Editor de Mai 20, 2013 - 18:08 dans Economie

Relever les défis pour assurer l’avenir

Sadik Omar al-Kabir, le président de la Banque centrale de Libye, nous parle des efforts

du pays pour moderniser le secteur bancaire, créer des emplois et diversifier les ressources.

Entretien réalisé par Atique naqvi

secteur

bancaire

« Nous avons mis

au point un plan

à moyen terme, visant l’optimisation et la modernisation du secteur bancaire libyen en général,

y compris pour la

Banque centrale »

La Libye a connu une renaissance… Comment se présentent pour vous, en tant que gouverneur de la Banque centrale, les défis principaux ?

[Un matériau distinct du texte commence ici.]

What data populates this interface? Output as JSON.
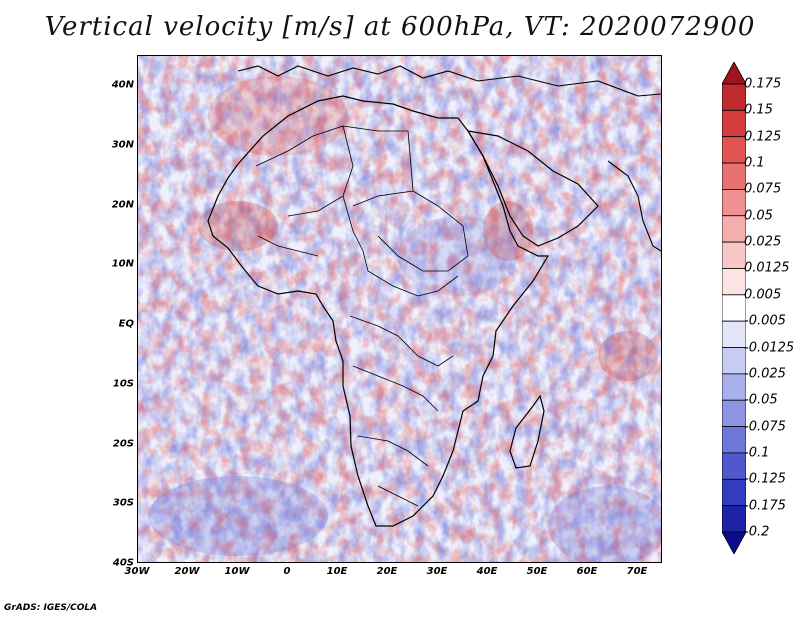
{
  "title": "Vertical velocity [m/s] at 600hPa, VT: 2020072900",
  "footer": "GrADS: IGES/COLA",
  "map": {
    "y_labels": [
      "40N",
      "30N",
      "20N",
      "10N",
      "EQ",
      "10S",
      "20S",
      "30S",
      "40S"
    ],
    "x_labels": [
      "30W",
      "20W",
      "10W",
      "0",
      "10E",
      "20E",
      "30E",
      "40E",
      "50E",
      "60E",
      "70E"
    ]
  },
  "colorbar": {
    "labels": [
      "0.175",
      "0.15",
      "0.125",
      "0.1",
      "0.075",
      "0.05",
      "0.025",
      "0.0125",
      "0.005",
      "-0.005",
      "-0.0125",
      "-0.025",
      "-0.05",
      "-0.075",
      "-0.1",
      "-0.125",
      "-0.175",
      "-0.2"
    ],
    "colors": [
      "#a0141e",
      "#be2a2e",
      "#d23c3c",
      "#e05454",
      "#e87272",
      "#f09090",
      "#f5aeae",
      "#f8c8c8",
      "#fde4e4",
      "#ffffff",
      "#e4e6f8",
      "#c8ccf2",
      "#aab0ec",
      "#8c94e4",
      "#6e76da",
      "#5058ce",
      "#323cc0",
      "#1e24a8",
      "#0c0c90"
    ]
  }
}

Depuis la libération de la Libye en octobre 2011, nous avons eu à relever un bon nombre de défis. Tout d’abord, nous avons souffert d’un manque de liquidité, mais nous avons réussi à surmonter cet obstacle. Mais nous nous sommes heurtés à d’autres problèmes relevant du développement des capacités et de l’amélioration des ressources humaines.

Nous avons mis au point un plan à moyen terme, visant l’optimisation et la modernisation du secteur bancaire libyen en général, y compris pour la Banque centrale. Nous espérons que cette initiative pourra nous aider à relever les défis.

Le secteur financier forme sans doute le cœur battant de l’économie… Quelles mesures avez-vous prises pour faciliter les prêts qui sont l’un des piliers majeurs de l’opération bancaire ?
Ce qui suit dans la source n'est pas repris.